In [2]:
import onnxruntime as ort
from kokoro_onnx import Kokoro
from onnxruntime.capi._pybind_state import set_default_logger_severity

# Only show ERROR or FATAL (3 or 4)
set_default_logger_severity(3)

# ─── Session Options for Performance ─────────────────────────────
sess_opts = ort.SessionOptions()
sess_opts.execution_mode = ort.ExecutionMode.ORT_PARALLEL
sess_opts.graph_optimization_level = ort.GraphOptimizationLevel.ORT_ENABLE_ALL
sess_opts.add_session_config_entry("arena_extend_strategy", "kNextPowerOfTwo")

# ─── CUDA Provider with Optimized Settings ───────────────────────
cuda_provider = (
    "CUDAExecutionProvider",
    {
        "device_id": 1,
        "arena_extend_strategy": "kNextPowerOfTwo",
        "cudnn_conv_algo_search": "DEFAULT",
        "do_copy_in_default_stream": True,
    },
)

# ─── Initialize ONNX Runtime Session ─────────────────────────────
sess = ort.InferenceSession(
    "kokoro-v1.0.onnx",
    sess_options=sess_opts,
    providers=[cuda_provider]
)

# ─── Initialize Kokoro with This Session ─────────────────────────
kokoro = Kokoro.from_session(
    session=sess,
    voices_path="voices-v1.0.bin"
)

print("✅ Kokoro is now optimized on GPU device 1 with enhanced memory handling.")

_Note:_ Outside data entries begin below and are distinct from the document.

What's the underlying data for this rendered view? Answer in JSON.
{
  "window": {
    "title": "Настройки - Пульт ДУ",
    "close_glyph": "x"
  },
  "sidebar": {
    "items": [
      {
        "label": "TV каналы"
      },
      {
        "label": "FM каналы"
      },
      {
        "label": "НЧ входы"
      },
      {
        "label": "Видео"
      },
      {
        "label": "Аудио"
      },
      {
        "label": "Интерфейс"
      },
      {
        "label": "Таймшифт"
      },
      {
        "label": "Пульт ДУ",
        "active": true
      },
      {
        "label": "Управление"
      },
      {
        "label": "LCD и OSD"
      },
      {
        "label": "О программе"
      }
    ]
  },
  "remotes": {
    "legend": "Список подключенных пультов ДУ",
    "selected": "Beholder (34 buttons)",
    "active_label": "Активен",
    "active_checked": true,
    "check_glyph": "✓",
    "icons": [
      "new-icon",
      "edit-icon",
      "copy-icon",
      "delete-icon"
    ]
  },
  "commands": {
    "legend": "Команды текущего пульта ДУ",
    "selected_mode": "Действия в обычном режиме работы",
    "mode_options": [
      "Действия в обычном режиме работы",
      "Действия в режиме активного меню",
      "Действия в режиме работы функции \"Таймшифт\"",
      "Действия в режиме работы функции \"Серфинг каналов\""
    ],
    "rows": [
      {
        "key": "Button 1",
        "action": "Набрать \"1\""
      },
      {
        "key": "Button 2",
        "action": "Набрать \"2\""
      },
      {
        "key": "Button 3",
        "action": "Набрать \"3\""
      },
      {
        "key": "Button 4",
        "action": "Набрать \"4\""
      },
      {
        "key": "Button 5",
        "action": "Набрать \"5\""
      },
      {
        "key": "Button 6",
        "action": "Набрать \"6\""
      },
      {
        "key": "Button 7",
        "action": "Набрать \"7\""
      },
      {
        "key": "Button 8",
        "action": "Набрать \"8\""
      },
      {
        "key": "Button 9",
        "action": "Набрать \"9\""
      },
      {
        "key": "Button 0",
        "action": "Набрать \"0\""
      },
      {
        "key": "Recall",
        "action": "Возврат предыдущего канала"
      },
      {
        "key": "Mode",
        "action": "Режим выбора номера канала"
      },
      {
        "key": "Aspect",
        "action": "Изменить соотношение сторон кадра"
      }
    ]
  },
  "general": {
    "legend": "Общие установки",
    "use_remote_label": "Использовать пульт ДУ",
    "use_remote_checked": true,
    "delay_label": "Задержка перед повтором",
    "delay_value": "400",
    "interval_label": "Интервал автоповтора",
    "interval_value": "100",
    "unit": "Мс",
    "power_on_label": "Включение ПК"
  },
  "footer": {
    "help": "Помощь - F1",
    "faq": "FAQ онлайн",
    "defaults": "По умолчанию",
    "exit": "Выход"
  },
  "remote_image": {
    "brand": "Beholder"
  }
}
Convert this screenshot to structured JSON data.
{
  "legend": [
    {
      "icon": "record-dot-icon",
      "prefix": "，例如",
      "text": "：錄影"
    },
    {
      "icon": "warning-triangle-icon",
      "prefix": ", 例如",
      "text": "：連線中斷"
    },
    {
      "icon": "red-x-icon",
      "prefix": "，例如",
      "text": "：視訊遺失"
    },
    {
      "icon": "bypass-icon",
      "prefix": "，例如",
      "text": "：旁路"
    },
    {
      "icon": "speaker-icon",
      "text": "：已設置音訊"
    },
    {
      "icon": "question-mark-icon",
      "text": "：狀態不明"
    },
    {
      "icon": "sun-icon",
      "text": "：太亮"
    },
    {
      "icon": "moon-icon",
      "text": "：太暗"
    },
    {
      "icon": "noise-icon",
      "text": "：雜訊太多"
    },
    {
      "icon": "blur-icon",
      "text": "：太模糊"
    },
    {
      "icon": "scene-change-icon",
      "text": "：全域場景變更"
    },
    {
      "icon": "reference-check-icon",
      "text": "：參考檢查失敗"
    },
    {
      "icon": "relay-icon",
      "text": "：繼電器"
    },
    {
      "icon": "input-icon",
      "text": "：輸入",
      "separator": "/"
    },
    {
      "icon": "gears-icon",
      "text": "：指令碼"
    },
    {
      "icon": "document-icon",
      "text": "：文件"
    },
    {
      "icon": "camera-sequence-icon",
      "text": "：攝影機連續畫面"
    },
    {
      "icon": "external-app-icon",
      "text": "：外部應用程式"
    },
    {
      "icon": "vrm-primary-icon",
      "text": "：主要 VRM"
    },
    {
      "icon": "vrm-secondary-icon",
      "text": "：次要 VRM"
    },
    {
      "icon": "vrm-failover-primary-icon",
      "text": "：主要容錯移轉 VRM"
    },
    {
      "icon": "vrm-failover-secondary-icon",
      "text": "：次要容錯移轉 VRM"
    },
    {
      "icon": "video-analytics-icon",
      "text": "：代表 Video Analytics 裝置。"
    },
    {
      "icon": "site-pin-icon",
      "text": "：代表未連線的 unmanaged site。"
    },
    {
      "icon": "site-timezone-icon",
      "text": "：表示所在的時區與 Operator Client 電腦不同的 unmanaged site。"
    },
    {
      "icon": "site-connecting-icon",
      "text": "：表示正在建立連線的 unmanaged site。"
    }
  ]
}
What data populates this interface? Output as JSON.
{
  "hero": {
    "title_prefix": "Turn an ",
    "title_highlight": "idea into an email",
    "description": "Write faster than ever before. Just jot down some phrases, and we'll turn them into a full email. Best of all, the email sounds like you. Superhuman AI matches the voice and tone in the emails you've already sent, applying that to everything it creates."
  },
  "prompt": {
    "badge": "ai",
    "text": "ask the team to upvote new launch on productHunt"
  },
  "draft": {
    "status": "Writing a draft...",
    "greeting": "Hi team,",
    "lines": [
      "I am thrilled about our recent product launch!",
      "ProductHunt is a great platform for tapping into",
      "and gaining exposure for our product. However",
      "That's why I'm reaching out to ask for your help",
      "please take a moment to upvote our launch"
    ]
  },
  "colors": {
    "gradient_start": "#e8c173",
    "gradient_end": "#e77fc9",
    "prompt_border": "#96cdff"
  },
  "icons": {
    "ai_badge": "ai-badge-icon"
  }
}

✅ Kokoro is now optimized on GPU device 1 with enhanced memory handling.


In [None]:
import soundfile as sf

# Synthesize
audio, sr = kokoro.create(
    "Hey.. Yes, I came here five years ago, when I was just sixteen. At the time, I was.. I was still in the tenth grade, and I clearly remember doing my homework in the backseat of the car as we drove to our new home. Everything felt unfamiliar and uncertain, but I tried to stay focused on school. I didn’t know what to expect, and it took a while to get used to the language, the people, and the new routines. I had to figure things out quickly—how to fit in, how to keep up with assignments, how to not fall behind. There were moments I felt out of place, but I kept.. I kept going. Looking back, it was, was one of the hardest transitions I’ve experienced, but it also taught me how to adapt, how to be more independent, and.. and how to push through when things felt overwhelming.",
    voice="af_heart",   # pick any available voice
    speed=1.0,          # 1.0 = normal speed
    lang="en-us"        # or another supported language code
)

# Write to disk
sf.write("hello_world.wav", audio, sr)
print("Saved: hello_world.wav")

Saved: hello_world.wav


: 

In [12]:
import numpy as np
import soundfile as sf

text = "Hey.. Yes, I came here five years ago, when I was just sixteen. At the time, I was.. I was still in the tenth grade, and I clearly remember doing my homework in the backseat of the car as we drove to our new home. Everything felt unfamiliar and uncertain, but I tried to stay focused on school. I didn’t know what to expect, and it took a while to get used to the language, the people, and the new routines. I had to figure things out quickly—how to fit in, how to keep up with assignments, how to not fall behind. There were moments I felt out of place, but I kept.. I kept going. Looking back, it was, was one of the hardest transitions I’ve experienced, but it also taught me how to adapt, how to be more independent, and.. and how to push through when things felt overwhelming."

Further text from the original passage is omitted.